A recent study published in the Journal of Cancer Research and Clinical Oncology explored genetic predictors of prostate cancer progression to help identify its clinical outcomes. Conducted by researchers from the D'Or Institute for Research and Education (IDOR), the University of São Paulo (USP), and the São Paulo Cancer Institute (ICESP), the study focused on the role of the androgen receptor (AR), its variant AR-V7, and the p160 gene family.
Prostate cancer: a complex and deadly disease
Prostate cancer is one of the leading causes of death among men, claiming more than 40 lives daily in Brazil. One of its biggest challenges is predicting which cases will become more aggressive, as the disease varies greatly between individuals. To uncover genetic clues that could help in early detection of high-risk cases, researchers focused on specific genes commonly associated with prostate cancer progression.
Investigating key genes
The study analyzed five key genes:
AR (androgen receptor) – Plays a crucial role in male traits and prostate cancer progression.
AR-V7 (a variant of AR) – Linked to castration-resistant prostate cancer (CRPC), which continues to progress despite androgen-suppressing treatments.
p160 gene family (SRC-1, SRC-2, and SRC-3) – Co-activators of AR that influence cancer aggressiveness.
The research involved 155 patients who underwent radical prostatectomy (prostate removal) between 1994 and 2012, as well as tissue samples from 11 healthy individuals as a control group. Using qPCR, a technique that amplifies and quantifies DNA or RNA, the scientists measured gene expression levels in the collected tissue samples. Their goal was to investigate the relationship between genetic profiles and clinical characteristics, such as cancer recurrence and progression to CRPC.

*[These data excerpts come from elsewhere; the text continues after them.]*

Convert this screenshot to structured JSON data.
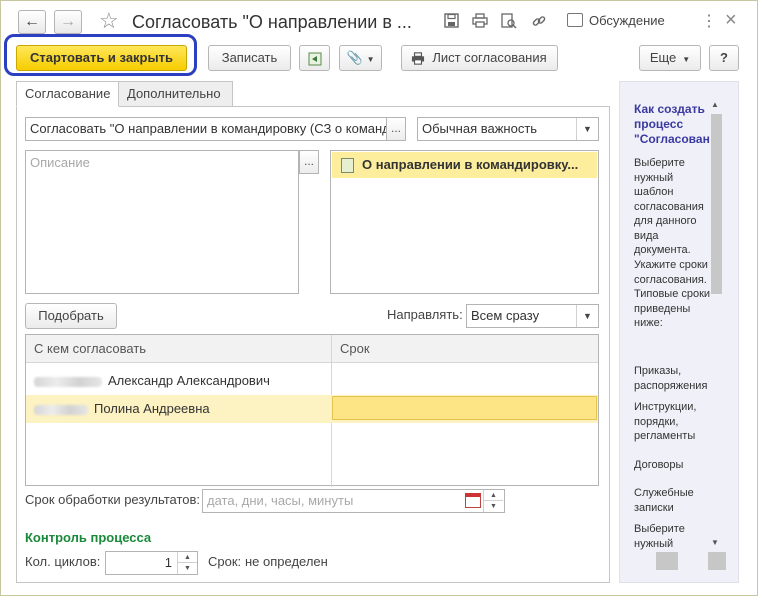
{
  "window": {
    "title": "Согласовать \"О направлении в ...",
    "discuss_label": "Обсуждение"
  },
  "toolbar": {
    "start_close_label": "Стартовать и закрыть",
    "save_label": "Записать",
    "approval_sheet_label": "Лист согласования",
    "more_label": "Еще",
    "help_label": "?"
  },
  "tabs": [
    {
      "label": "Согласование",
      "active": true
    },
    {
      "label": "Дополнительно",
      "active": false
    }
  ],
  "form": {
    "subject_value": "Согласовать \"О направлении в командировку (СЗ о команд",
    "importance_value": "Обычная важность",
    "description_placeholder": "Описание",
    "attachment_title": "О направлении в командировку...",
    "pick_label": "Подобрать",
    "direct_label": "Направлять:",
    "direct_value": "Всем сразу",
    "table": {
      "columns": [
        "С кем согласовать",
        "Срок"
      ],
      "rows": [
        {
          "name": "Александр Александрович",
          "deadline": ""
        },
        {
          "name": "Полина Андреевна",
          "deadline": ""
        }
      ]
    },
    "processing_label": "Срок обработки результатов:",
    "processing_placeholder": "дата, дни, часы, минуты",
    "control_title": "Контроль процесса",
    "cycles_label": "Кол. циклов:",
    "cycles_value": "1",
    "term_label": "Срок:",
    "term_value": "не определен"
  },
  "help": {
    "title_line1": "Как создать",
    "title_line2": "процесс",
    "title_line3": "\"Согласован",
    "paragraphs": [
      "Выберите нужный шаблон согласования для данного вида документа.",
      "Укажите сроки согласования. Типовые сроки приведены ниже:",
      "Приказы, распоряжения",
      "Инструкции, порядки, регламенты",
      "Договоры",
      "Служебные записки",
      "Выберите нужный"
    ]
  }
}
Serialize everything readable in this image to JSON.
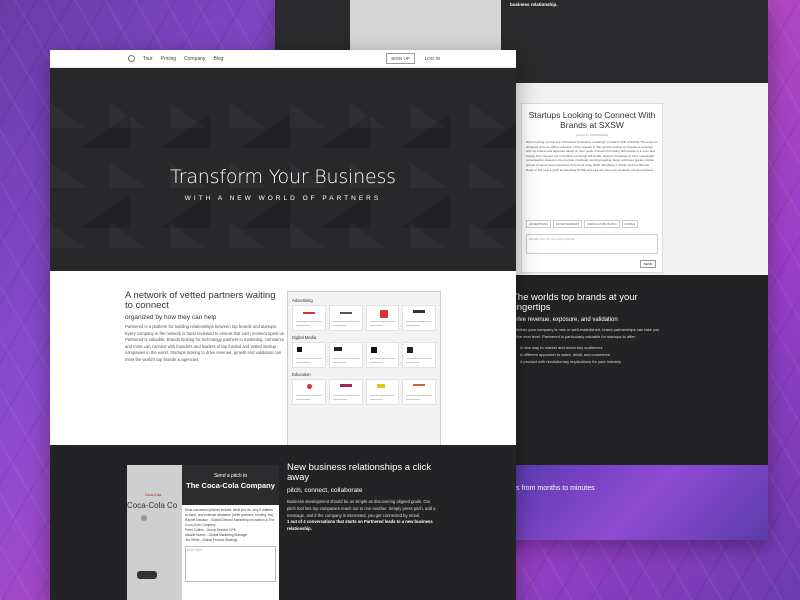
{
  "nav": {
    "items": [
      "Tour",
      "Pricing",
      "Company",
      "Blog"
    ],
    "signup": "SIGN UP",
    "login": "LOG IN"
  },
  "hero": {
    "title": "Transform Your Business",
    "subtitle": "WITH A NEW WORLD OF PARTNERS"
  },
  "network": {
    "heading": "A network of vetted partners waiting to connect",
    "sub": "organized by how they can help",
    "body": "Partnered is a platform for building relationships between top brands and startups. Every company in the network is hand reviewed to ensure that each moment spent on Partnered is valuable. Brands looking for technology partners in marketing, commerce and more can connect with founders and leaders of top funded and vetted startup companies in the world. Startups looking to drive revenue, growth and validation can meet the world's top brands & agencies.",
    "categories": [
      "Advertising",
      "Digital Media",
      "Education"
    ]
  },
  "pitch": {
    "send": "Send a pitch to",
    "company": "The Coca-Cola Company",
    "back_name": "Coca-Cola Co",
    "options": [
      "Most successful pitches include: what you do, why it matters to them, and external validation (other partners, funding, etc)",
      "Rachel Dawson - Global Director Marketing Innovation & The Coca-Cola Company",
      "Peter Collins - Group Director CPE",
      "Natalie Nunez - Global Marketing Manager",
      "Jim White - Global Product Strategy"
    ],
    "placeholder": "Enter here..."
  },
  "biz": {
    "heading": "New business relationships a click away",
    "sub": "pitch, connect, collaborate",
    "body1": "Business development should be as simple as discovering aligned goals. Our pitch tool lets top companies reach out to one another. Simply press pitch, add a message, and if the company is interested, you get connected by email.",
    "body2": "1 out of 4 conversations that starts on Partnered leads to a new business relationship."
  },
  "back": {
    "relationship": "business relationship.",
    "post_title": "Startups Looking to Connect With Brands at SXSW",
    "posted_by": "posted by PARTNERED",
    "post_body": "We're hosting our first ever Partnered \"innovation exchange\" on March 13th at SXSW. The event is designed to be an offline extension of the network in that we'll be setting up structured meetings with top brands and agencies based on their goals. Instead of throwing 300 people in a room and hoping they connect, the innovation exchange will enable aligned companies to have meaningful conversations based on the premise of actually working together. Early confirmed guests include groups of senior level executives from Coca-Cola, GMO, Mondelez, L'Oreal, and Leo Burnett. Reply to this post if you'll be attending SXSW and we'll see how your company can get involved.",
    "tags": [
      "ADVERTISING",
      "ENTERTAINMENT",
      "MEDIA & PUBLISHING",
      "MOBILE"
    ],
    "reply_placeholder": "Explain how we can work together...",
    "send": "SEND",
    "brands_heading": "The worlds top brands at your fingertips",
    "brands_sub": "Drive revenue, exposure, and validation",
    "brands_body": "Whether your company is new or well-established, brand partnerships can take you to the next level. Partnered is particularly valuable for startups to offer:",
    "bullets": [
      "A new way to market and reach key audiences",
      "A different approach to sales, retail, and commerce",
      "A product with revolutionary implications for your industry"
    ],
    "purple_text": "s from months to minutes"
  }
}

Linking gene expression to clinical outcomes
The results showed that, except for SRC-1, all analyzed genes had higher activation levels in cancer patients compared to the control group. While SRC-1 did not reach statistical significance, its average expression was still higher in cancer patients, and the study suggested its relevance in metastatic cancer progression, indicating some potential as a prognostic factor.

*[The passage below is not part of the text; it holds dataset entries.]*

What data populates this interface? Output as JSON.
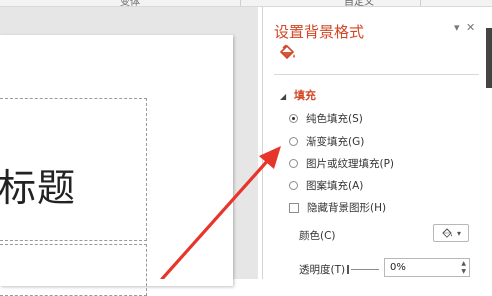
{
  "ribbon": {
    "group_left": "变体",
    "group_right": "自定义"
  },
  "slide": {
    "title_text": "标题"
  },
  "pane": {
    "title": "设置背景格式",
    "dropdown_glyph": "▾",
    "close_glyph": "✕",
    "section": {
      "expand_glyph": "◢",
      "label": "填充"
    },
    "fill_options": [
      {
        "label": "纯色填充(S)",
        "selected": true
      },
      {
        "label": "渐变填充(G)",
        "selected": false
      },
      {
        "label": "图片或纹理填充(P)",
        "selected": false
      },
      {
        "label": "图案填充(A)",
        "selected": false
      }
    ],
    "hide_background_graphics": {
      "label": "隐藏背景图形(H)",
      "checked": false
    },
    "color": {
      "label": "颜色(C)",
      "icon": "paint-bucket-icon",
      "dropdown_glyph": "▾"
    },
    "transparency": {
      "label": "透明度(T)",
      "value": "0%",
      "up_glyph": "▲",
      "down_glyph": "▼"
    }
  },
  "colors": {
    "accent": "#d24726",
    "arrow": "#e8352b"
  }
}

Another key finding was that AR gene expression was not directly linked to the expression of its auxiliary genes (SRC-1, SRC-2, and SRC-3) or to AR-V7. However, AR-V7 was strongly associated with the p160 family genes, suggesting that AR-V7's ability to help prostate cancer cells resist hormone therapy depends on these auxiliary genes, especially SRC-3.

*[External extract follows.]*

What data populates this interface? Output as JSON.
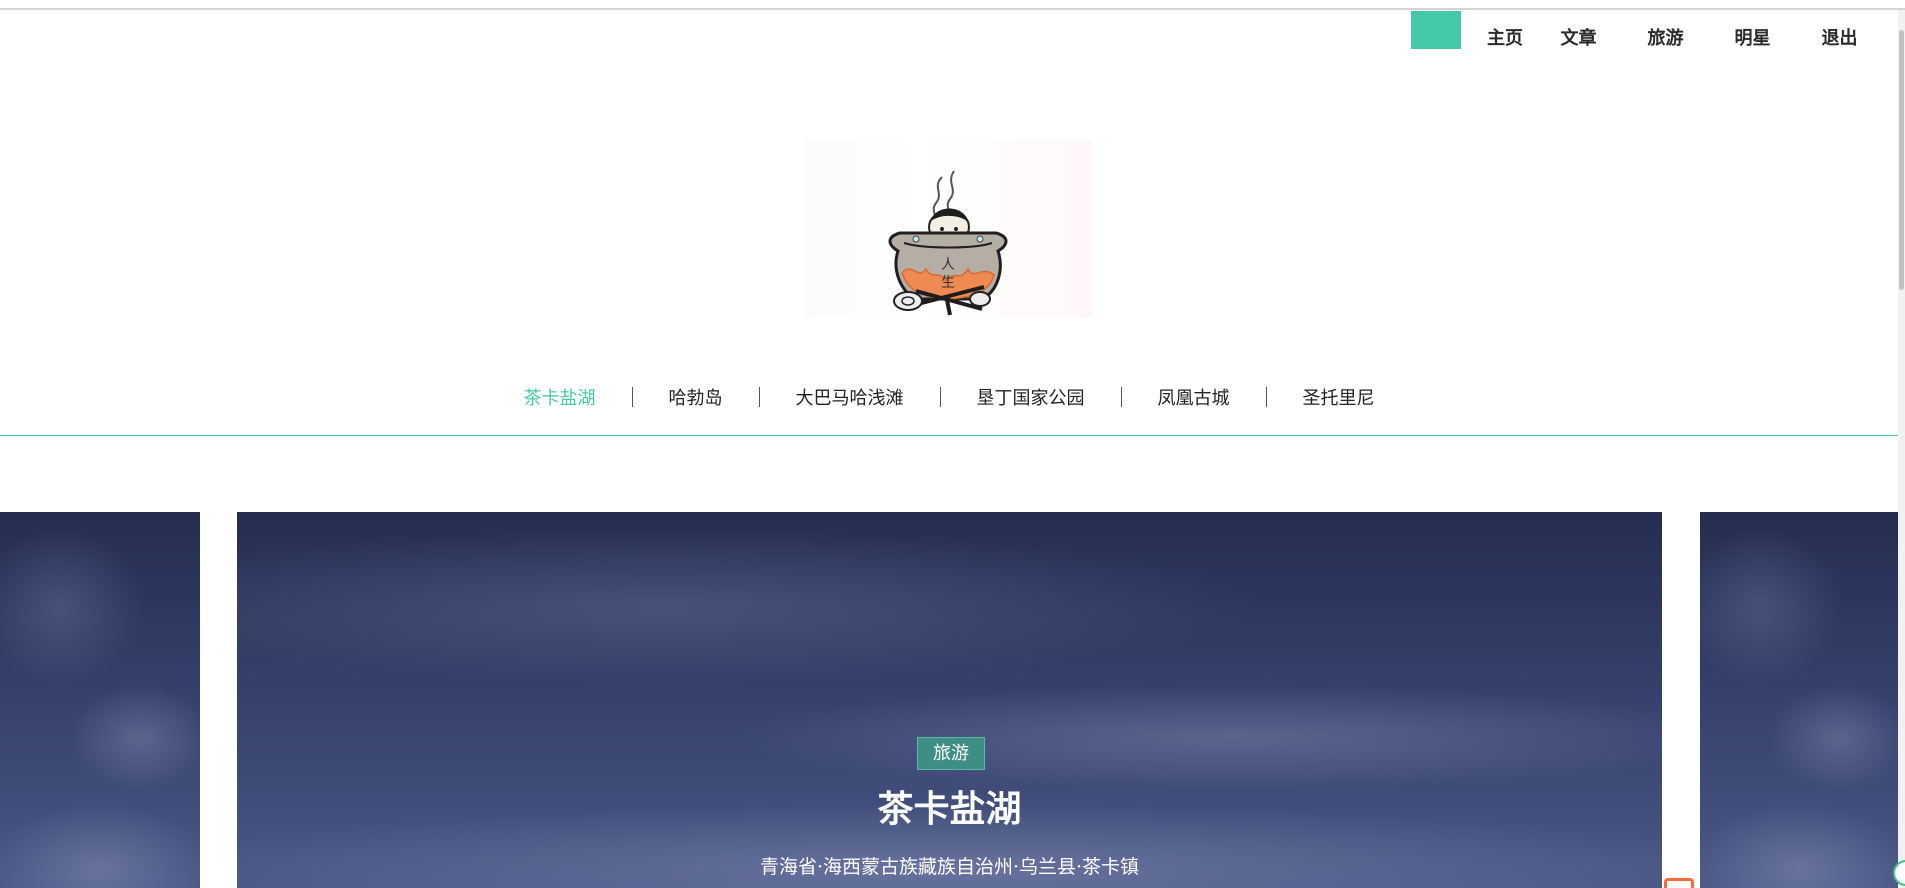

Additionally, SRC-2 and SRC-3 were significantly linked to high-risk prostate cancer, while excessive AR activation was associated with a 73.2% higher risk of early recurrence. AR-V7 expression also showed a 62.1% increase in early recurrence risk. These findings underscore the importance of androgen signaling in prostate cancer recurrence and tumor development.
The study suggests that these genes could serve as potential prognostic biomarkers for prostate cancer. While SRC-1 showed distinct activation in metastatic cases, SRC-2 and SRC-3 had expression changes that may help identify more aggressive malignancies.
The authors emphasize that these correlations require further investigation, particularly the association between SRC-3 and AR-V7, which could provide deeper insights into the role of p160 family proteins in CRPC development. These promising findings pave the way for future studies on the role of androgen-related genes in prostate cancer prognosis, contributing to advancements in personalized treatment approaches for the disease.